A cup of coffee and biscuits and a newspaper

Investors don’t believe Trump will upend the economic order, even outside the U.S. European markets and the euro recover, and long-term interest rates fall.

Will Donald Trump isolate the U.S. from the rest of the world, raise high tariffs, and massively deport immigrants? Yesterday, stock markets in Europe, Latin America, and Asia showed little evidence of those expectations. On the contrary, markets rose nearly everywhere. Europe rebounded from the initial “Trump shock,” with gains ranging from about half a percent to a full percent. The Bel20 added three-quarters of a percent. GBL gained 2% after the CEO discussed how the holding company could address its high discount. Umicore climbed 3.9% after pausing operations at its Canadian plant and announcing a small round of layoffs; the stock has been bottoming out for months. In the U.S., as expected, the Fed cut interest rates by 25 basis points. Jerome Powell, however, did not hint at another cut in December. The dollar lost half of Wednesday’s gains. Powell was, of course, asked about the impact of Trump’s election—and whether the new president could fire him. “No,” replied Powell curtly. He added, “The Fed doesn’t speculate on the new president’s plans. In the short term, there’s no impact on monetary policy.” After Wednesday’s sharp rise in long-term rates, the ten-year yield reversed yesterday, dropping by a hefty 11 basis points, meaning Trump’s effect on this rate is only five basis points higher in total. This allowed Wall Street to keep the party going, albeit at a quieter pace. The S&P 500 rose by 0.75%, and the growth index gained 1.5%, largely driven by stocks like Tesla (2.9%), Nvidia (2.2%), and Meta Platforms (3.4%), likely because investors assume Trump isn’t keen on regulation.
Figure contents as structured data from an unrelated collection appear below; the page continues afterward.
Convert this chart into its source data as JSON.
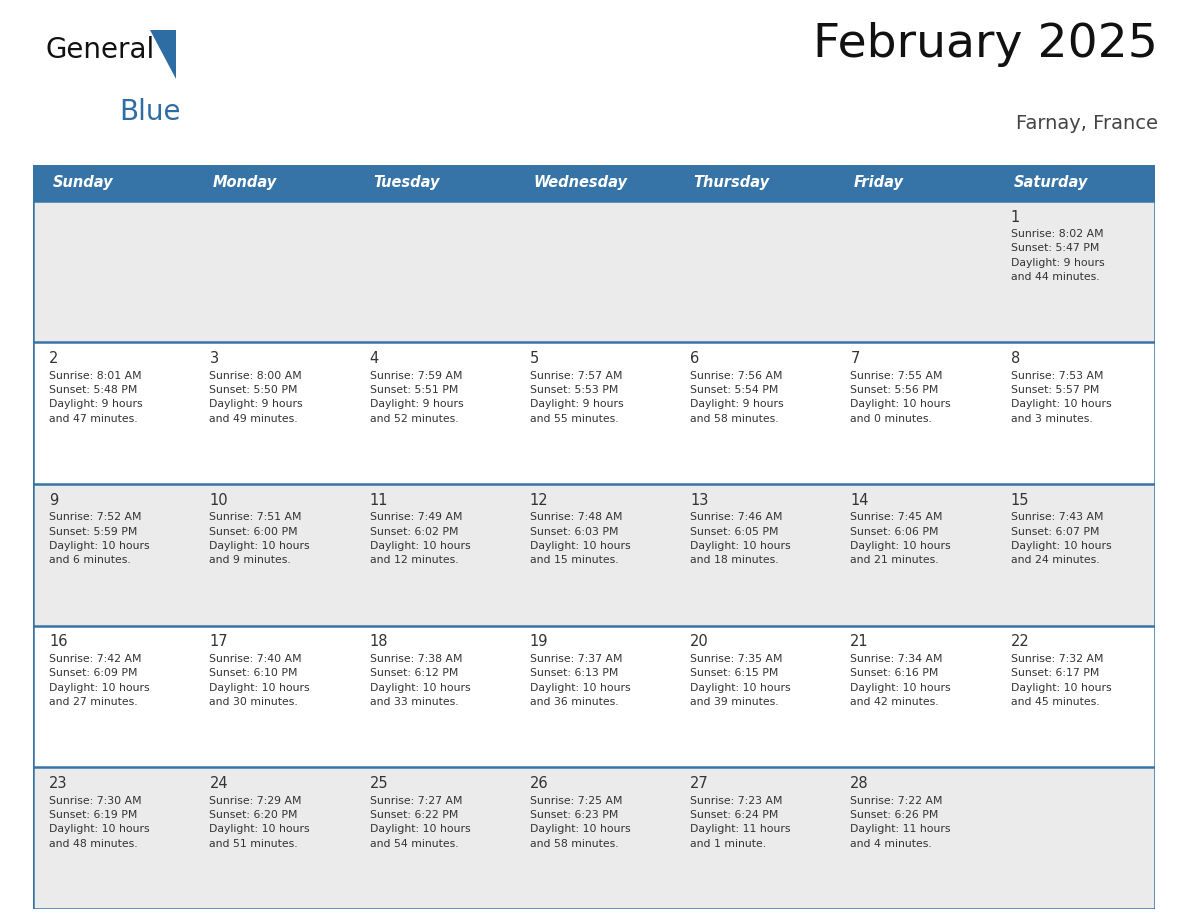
{
  "title": "February 2025",
  "subtitle": "Farnay, France",
  "header_bg_color": "#3674a8",
  "header_text_color": "#FFFFFF",
  "cell_bg_color_light": "#EBEBEB",
  "cell_bg_color_white": "#FFFFFF",
  "border_color": "#3674a8",
  "text_color": "#333333",
  "days_of_week": [
    "Sunday",
    "Monday",
    "Tuesday",
    "Wednesday",
    "Thursday",
    "Friday",
    "Saturday"
  ],
  "weeks": [
    [
      {
        "day": null,
        "info": null
      },
      {
        "day": null,
        "info": null
      },
      {
        "day": null,
        "info": null
      },
      {
        "day": null,
        "info": null
      },
      {
        "day": null,
        "info": null
      },
      {
        "day": null,
        "info": null
      },
      {
        "day": 1,
        "info": "Sunrise: 8:02 AM\nSunset: 5:47 PM\nDaylight: 9 hours\nand 44 minutes."
      }
    ],
    [
      {
        "day": 2,
        "info": "Sunrise: 8:01 AM\nSunset: 5:48 PM\nDaylight: 9 hours\nand 47 minutes."
      },
      {
        "day": 3,
        "info": "Sunrise: 8:00 AM\nSunset: 5:50 PM\nDaylight: 9 hours\nand 49 minutes."
      },
      {
        "day": 4,
        "info": "Sunrise: 7:59 AM\nSunset: 5:51 PM\nDaylight: 9 hours\nand 52 minutes."
      },
      {
        "day": 5,
        "info": "Sunrise: 7:57 AM\nSunset: 5:53 PM\nDaylight: 9 hours\nand 55 minutes."
      },
      {
        "day": 6,
        "info": "Sunrise: 7:56 AM\nSunset: 5:54 PM\nDaylight: 9 hours\nand 58 minutes."
      },
      {
        "day": 7,
        "info": "Sunrise: 7:55 AM\nSunset: 5:56 PM\nDaylight: 10 hours\nand 0 minutes."
      },
      {
        "day": 8,
        "info": "Sunrise: 7:53 AM\nSunset: 5:57 PM\nDaylight: 10 hours\nand 3 minutes."
      }
    ],
    [
      {
        "day": 9,
        "info": "Sunrise: 7:52 AM\nSunset: 5:59 PM\nDaylight: 10 hours\nand 6 minutes."
      },
      {
        "day": 10,
        "info": "Sunrise: 7:51 AM\nSunset: 6:00 PM\nDaylight: 10 hours\nand 9 minutes."
      },
      {
        "day": 11,
        "info": "Sunrise: 7:49 AM\nSunset: 6:02 PM\nDaylight: 10 hours\nand 12 minutes."
      },
      {
        "day": 12,
        "info": "Sunrise: 7:48 AM\nSunset: 6:03 PM\nDaylight: 10 hours\nand 15 minutes."
      },
      {
        "day": 13,
        "info": "Sunrise: 7:46 AM\nSunset: 6:05 PM\nDaylight: 10 hours\nand 18 minutes."
      },
      {
        "day": 14,
        "info": "Sunrise: 7:45 AM\nSunset: 6:06 PM\nDaylight: 10 hours\nand 21 minutes."
      },
      {
        "day": 15,
        "info": "Sunrise: 7:43 AM\nSunset: 6:07 PM\nDaylight: 10 hours\nand 24 minutes."
      }
    ],
    [
      {
        "day": 16,
        "info": "Sunrise: 7:42 AM\nSunset: 6:09 PM\nDaylight: 10 hours\nand 27 minutes."
      },
      {
        "day": 17,
        "info": "Sunrise: 7:40 AM\nSunset: 6:10 PM\nDaylight: 10 hours\nand 30 minutes."
      },
      {
        "day": 18,
        "info": "Sunrise: 7:38 AM\nSunset: 6:12 PM\nDaylight: 10 hours\nand 33 minutes."
      },
      {
        "day": 19,
        "info": "Sunrise: 7:37 AM\nSunset: 6:13 PM\nDaylight: 10 hours\nand 36 minutes."
      },
      {
        "day": 20,
        "info": "Sunrise: 7:35 AM\nSunset: 6:15 PM\nDaylight: 10 hours\nand 39 minutes."
      },
      {
        "day": 21,
        "info": "Sunrise: 7:34 AM\nSunset: 6:16 PM\nDaylight: 10 hours\nand 42 minutes."
      },
      {
        "day": 22,
        "info": "Sunrise: 7:32 AM\nSunset: 6:17 PM\nDaylight: 10 hours\nand 45 minutes."
      }
    ],
    [
      {
        "day": 23,
        "info": "Sunrise: 7:30 AM\nSunset: 6:19 PM\nDaylight: 10 hours\nand 48 minutes."
      },
      {
        "day": 24,
        "info": "Sunrise: 7:29 AM\nSunset: 6:20 PM\nDaylight: 10 hours\nand 51 minutes."
      },
      {
        "day": 25,
        "info": "Sunrise: 7:27 AM\nSunset: 6:22 PM\nDaylight: 10 hours\nand 54 minutes."
      },
      {
        "day": 26,
        "info": "Sunrise: 7:25 AM\nSunset: 6:23 PM\nDaylight: 10 hours\nand 58 minutes."
      },
      {
        "day": 27,
        "info": "Sunrise: 7:23 AM\nSunset: 6:24 PM\nDaylight: 11 hours\nand 1 minute."
      },
      {
        "day": 28,
        "info": "Sunrise: 7:22 AM\nSunset: 6:26 PM\nDaylight: 11 hours\nand 4 minutes."
      },
      {
        "day": null,
        "info": null
      }
    ]
  ],
  "fig_width": 11.88,
  "fig_height": 9.18,
  "dpi": 100
}
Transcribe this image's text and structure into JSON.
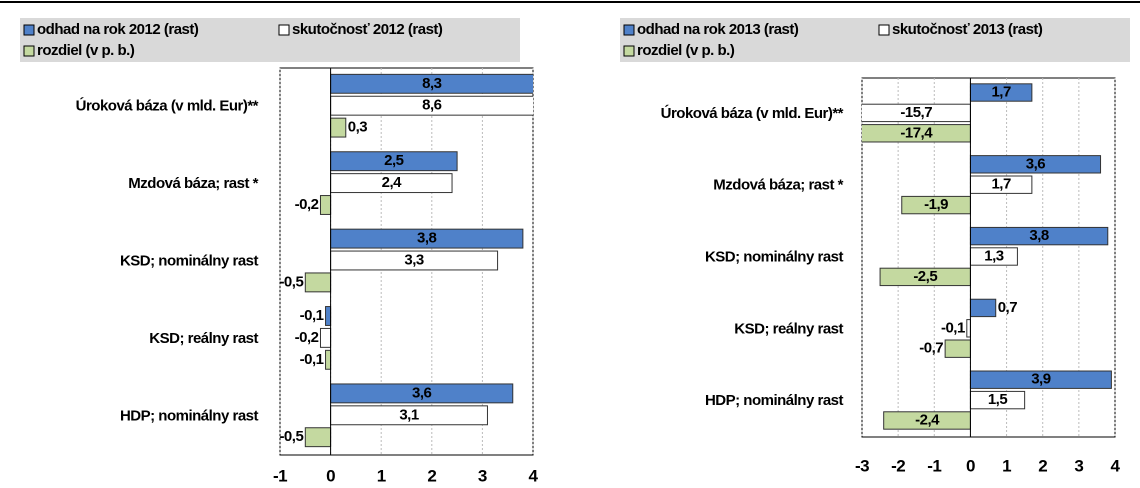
{
  "chart_data": [
    {
      "type": "bar",
      "orientation": "horizontal",
      "categories": [
        "Úroková báza (v mld. Eur)**",
        "Mzdová báza; rast *",
        "KSD; nominálny rast",
        "KSD; reálny rast",
        "HDP; nominálny rast"
      ],
      "series": [
        {
          "name": "odhad na rok 2012 (rast)",
          "color": "#4f81c9",
          "values": [
            8.3,
            2.5,
            3.8,
            -0.1,
            3.6
          ],
          "value_labels": [
            "8,3",
            "2,5",
            "3,8",
            "-0,1",
            "3,6"
          ]
        },
        {
          "name": "skutočnosť 2012 (rast)",
          "color": "#ffffff",
          "values": [
            8.6,
            2.4,
            3.3,
            -0.2,
            3.1
          ],
          "value_labels": [
            "8,6",
            "2,4",
            "3,3",
            "-0,2",
            "3,1"
          ]
        },
        {
          "name": "rozdiel (v p. b.)",
          "color": "#c4d9a0",
          "values": [
            0.3,
            -0.2,
            -0.5,
            -0.1,
            -0.5
          ],
          "value_labels": [
            "0,3",
            "-0,2",
            "-0,5",
            "-0,1",
            "-0,5"
          ]
        }
      ],
      "xlim": [
        -1,
        4
      ],
      "xticks": [
        -1,
        0,
        1,
        2,
        3,
        4
      ],
      "grid": true
    },
    {
      "type": "bar",
      "orientation": "horizontal",
      "categories": [
        "Úroková báza (v mld. Eur)**",
        "Mzdová báza; rast *",
        "KSD; nominálny rast",
        "KSD; reálny rast",
        "HDP; nominálny rast"
      ],
      "series": [
        {
          "name": "odhad na rok 2013 (rast)",
          "color": "#4f81c9",
          "values": [
            1.7,
            3.6,
            3.8,
            0.7,
            3.9
          ],
          "value_labels": [
            "1,7",
            "3,6",
            "3,8",
            "0,7",
            "3,9"
          ]
        },
        {
          "name": "skutočnosť 2013 (rast)",
          "color": "#ffffff",
          "values": [
            -15.7,
            1.7,
            1.3,
            -0.1,
            1.5
          ],
          "value_labels": [
            "-15,7",
            "1,7",
            "1,3",
            "-0,1",
            "1,5"
          ]
        },
        {
          "name": "rozdiel (v p. b.)",
          "color": "#c4d9a0",
          "values": [
            -17.4,
            -1.9,
            -2.5,
            -0.7,
            -2.4
          ],
          "value_labels": [
            "-17,4",
            "-1,9",
            "-2,5",
            "-0,7",
            "-2,4"
          ]
        }
      ],
      "xlim": [
        -3,
        4
      ],
      "xticks": [
        -3,
        -2,
        -1,
        0,
        1,
        2,
        3,
        4
      ],
      "grid": true
    }
  ]
}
In Asia, Japan posted a small gain, while Chinese markets saw a slight decline, as investors anticipate an announcement of government support. Markets are awaiting new stimulus measures. This morning, earnings reports are expected from bpost, VGP, and Aperam, with Exmar reporting after the close. In Amsterdam, Azelis competitor IMCD and Eurocommercial Properties are also reporting. Friday will be a quieter day, with no major companies releasing earnings.

Arm wants more

Arm, the British chip designer primarily for mobile devices and listed on Nasdaq, met expectations. In the third quarter, royalty revenues increased by 23%. For the next quarter, Arm expects revenue between 920 million and 970 million dollar. The company is in a dispute with Qualcomm, one of its biggest clients. Qualcomm wants to pay lower fixed fees, while Arm is demanding an additional $500 million from the client. Investors appear to believe Arm will prevail, as the stock rose by more than 4%. Nvidia, which was denied permission by competition authorities to acquire Arm a few years ago, remains an important client.

Sunshine for logistics real estate

Real estate developer VGP, which holds a significant portion of its buildings through five large joint ventures with financial partners, released figures for the first 10 months of 2024. Business is strong: during the reporting period, VGP signed 64.9 million euro in new and renewed leases, bringing annual rental income to 394.3 million euro – a 12.4% increase since the beginning of the year. This pace is expected to accelerate in the last quarter. Occupancy is at 99%. VGP is also exploring the possibility of developing data centers in the future. The logistics real estate developer is rapidly installing solar panels: capacity has increased by 48% since the start of the year, and by the end of the year, VGP aims to reach a capacity of 318 megawatts. VGP expects to pay a dividend of 80 million euro, or around 2.9 euro per share.

Did you know…

that ThyssenKrupp, Germany’s largest steel group, is implementing cost-cutting measures that require employees to pay for their own coffee, milk, and cookies? The company has also canceled Christmas parties.